N’importe quel terrain boisé — souvent loué pour l’occasion ou à bail, ou encore acheté par l’association — peut servir de champ de bataille. En général, on y trouve des cours d’eau et des broussailles épaisses, ainsi que la vase et la boue mentionnées en introduction. En vue de combats rapprochés, on pousse parfois le goût du détail jusqu’à bâtir des groupes de huttes qui rappellent les villages vietnamiens, dont beaucoup portent d’ailleurs le nom. On ajoute également au réalisme en installant des chars, ou bien en creusant des cavernes et des tranchées destinées à se cacher ou à s’embusquer. On construit aussi dans les arbres de petites plates-formes d’où des tireurs isolés peuvent repérer leurs victimes et les tuer. Si aucun drapeau n’est pris, c’est l’équipe qui a le meilleur “tableau de chasse” qui est déclarée vainqueur.
Le jeu de la guerre est-il pour les chrétiens?
Selon un quotidien, environ 20 membres de deux églises de la région de Sacramento (États-Unis) payaient chacun l’équivalent de plus de 200 francs français pour “participer à ce sport de plein air qui connaît une popularité grandissante”. “Église contre église, ils occupent ce terrain accidenté pendant près de six heures, se tapissent derrière les arbres ou à l’intérieur de fûts de 200 litres, tirent avec des armes à air comprimé et s’efforcent de s’emparer du drapeau de l’équipe adverse.” Quand on lui a demandé s’il était convenable pour un homme d’Église de pratiquer ce genre de sport, l’un des pasteurs a répondu: “Ce n’est pas parce qu’on est chrétien qu’on n’est pas un être humain et qu’on n’a pas le droit de s’amuser.” Quant à son homologue de l’équipe adverse, il n’avait, semble-t-il, “aucun scrupule à s’adonner régulièrement au jeu de la guerre”. Pourtant, quelqu’un qui se dit chrétien ne devrait-il pas répugner à participer à des jeux qui glorifient la guerre?
Un joueur a déclaré: “Tout le monde rêve de pouvoir un jour se glisser derrière quelqu’un et le descendre.

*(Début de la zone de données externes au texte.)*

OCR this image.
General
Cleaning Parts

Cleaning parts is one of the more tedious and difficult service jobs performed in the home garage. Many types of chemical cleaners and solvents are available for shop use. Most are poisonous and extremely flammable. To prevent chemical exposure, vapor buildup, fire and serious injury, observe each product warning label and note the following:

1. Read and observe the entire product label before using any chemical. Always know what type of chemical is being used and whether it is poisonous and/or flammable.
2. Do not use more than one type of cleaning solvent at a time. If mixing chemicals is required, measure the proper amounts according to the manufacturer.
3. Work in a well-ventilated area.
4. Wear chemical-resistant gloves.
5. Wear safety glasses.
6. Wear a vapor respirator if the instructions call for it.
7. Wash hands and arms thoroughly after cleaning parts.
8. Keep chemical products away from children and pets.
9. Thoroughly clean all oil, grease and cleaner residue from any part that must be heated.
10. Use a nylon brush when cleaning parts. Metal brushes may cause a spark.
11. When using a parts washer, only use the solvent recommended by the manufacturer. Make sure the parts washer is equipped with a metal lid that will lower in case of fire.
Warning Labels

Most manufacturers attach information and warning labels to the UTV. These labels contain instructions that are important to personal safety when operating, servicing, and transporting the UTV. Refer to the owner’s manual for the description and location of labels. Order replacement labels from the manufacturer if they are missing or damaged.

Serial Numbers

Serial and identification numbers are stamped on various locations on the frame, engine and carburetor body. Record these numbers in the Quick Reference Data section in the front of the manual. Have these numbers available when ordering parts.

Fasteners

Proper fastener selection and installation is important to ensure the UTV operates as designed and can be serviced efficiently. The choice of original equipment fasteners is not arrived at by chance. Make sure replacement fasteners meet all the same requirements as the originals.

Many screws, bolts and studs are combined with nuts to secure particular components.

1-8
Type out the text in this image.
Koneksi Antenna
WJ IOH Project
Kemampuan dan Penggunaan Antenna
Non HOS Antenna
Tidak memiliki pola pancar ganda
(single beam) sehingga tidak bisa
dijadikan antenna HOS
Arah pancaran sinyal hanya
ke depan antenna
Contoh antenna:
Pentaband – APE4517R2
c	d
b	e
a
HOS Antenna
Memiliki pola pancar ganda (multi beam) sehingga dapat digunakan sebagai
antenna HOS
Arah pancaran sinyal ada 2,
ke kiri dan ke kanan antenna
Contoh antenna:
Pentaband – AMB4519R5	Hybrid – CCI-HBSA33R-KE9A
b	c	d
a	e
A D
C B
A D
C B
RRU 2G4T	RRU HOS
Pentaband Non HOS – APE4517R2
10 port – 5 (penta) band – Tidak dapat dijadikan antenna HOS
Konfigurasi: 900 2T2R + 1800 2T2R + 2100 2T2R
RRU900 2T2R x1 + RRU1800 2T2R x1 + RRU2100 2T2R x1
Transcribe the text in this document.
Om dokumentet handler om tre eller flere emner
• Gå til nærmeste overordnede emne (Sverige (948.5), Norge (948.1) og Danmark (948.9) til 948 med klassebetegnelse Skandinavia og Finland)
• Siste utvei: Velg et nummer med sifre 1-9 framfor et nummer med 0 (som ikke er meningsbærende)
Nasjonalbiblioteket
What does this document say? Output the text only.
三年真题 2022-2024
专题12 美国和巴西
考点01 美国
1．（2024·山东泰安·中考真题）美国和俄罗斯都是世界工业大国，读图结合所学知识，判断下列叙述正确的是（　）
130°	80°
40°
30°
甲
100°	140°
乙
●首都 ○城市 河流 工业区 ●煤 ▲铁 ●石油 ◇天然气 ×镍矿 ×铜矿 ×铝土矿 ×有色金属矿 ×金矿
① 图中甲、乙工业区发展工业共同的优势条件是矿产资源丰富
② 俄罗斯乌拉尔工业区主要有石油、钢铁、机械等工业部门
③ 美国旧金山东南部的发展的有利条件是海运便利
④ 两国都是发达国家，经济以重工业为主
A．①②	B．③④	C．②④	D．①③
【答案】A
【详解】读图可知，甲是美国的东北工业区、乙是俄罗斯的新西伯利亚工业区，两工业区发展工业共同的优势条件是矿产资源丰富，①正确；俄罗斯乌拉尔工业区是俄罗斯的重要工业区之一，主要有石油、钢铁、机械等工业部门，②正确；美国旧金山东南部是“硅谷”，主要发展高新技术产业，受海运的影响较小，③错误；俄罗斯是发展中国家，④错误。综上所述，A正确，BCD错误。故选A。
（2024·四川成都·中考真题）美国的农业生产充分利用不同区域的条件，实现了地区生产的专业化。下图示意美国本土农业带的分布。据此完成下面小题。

C’est la mise à mort suprême. Il meurt sans savoir qui l’a tué.” Un autre a dit: “[Ce jeu] m’a tout de suite emballé. Ça devient une drogue, et on a besoin de revenir chaque semaine pour retrouver cette excitation.”
Taxant ces jeux guerriers de “phénomène effrayant”, bon nombre de spécialistes du comportement les accusent d’être nuisibles et de constituer un écueil pour les relations humaines. Voici quelques réactions:
“Le fait de pointer vers quelqu’un une arme à feu — qu’elle soit chargée de boulettes de peinture ou non — et d’appuyer sur la détente peut rendre insensible à la violence.” “Retirer une certaine jouissance à tuer des gens paraît du plus mauvais goût.” “Je pense que cette pratique fait beaucoup plus de mal que de bien”, a estimé un professeur de psychologie de l’université du Wisconsin (États-Unis), spécialiste de l’agressivité. “Il est évident qu’elle ne procure pas un défoulement bénéfique et qu’elle risque de lever les inhibitions contre la violence.” Selon une revue (New Orleans), “d’autres détracteurs assimilent l’engouement pour le jeu de la guerre à une variante malsaine d’une chasse à l’homme avec simulation de meurtre. L’un deux (...) pense que les participants à ces jeux guerriers auraient bien besoin de consulter un bon psychiatre”.
Outre leur côté moralement répugnant, ces jeux sont très dangereux et ils sont à l’origine de nombreuses blessures.
La guerre est une chose odieuse. C’est la raison pour laquelle un vrai chrétien ne retire aucune ivresse ou sensation forte de ces mises en scène destinées à simuler ou à reproduire des actions guerrières. Il ne prend aucun plaisir à participer à ces jeux agressifs, mais se réjouit au contraire à la pensée que le grand Créateur, Jéhovah Dieu, va bientôt faire “cesser les guerres jusqu’à l’extrémité de la terre”. — Psaume 46:9; Ésaïe 2:4.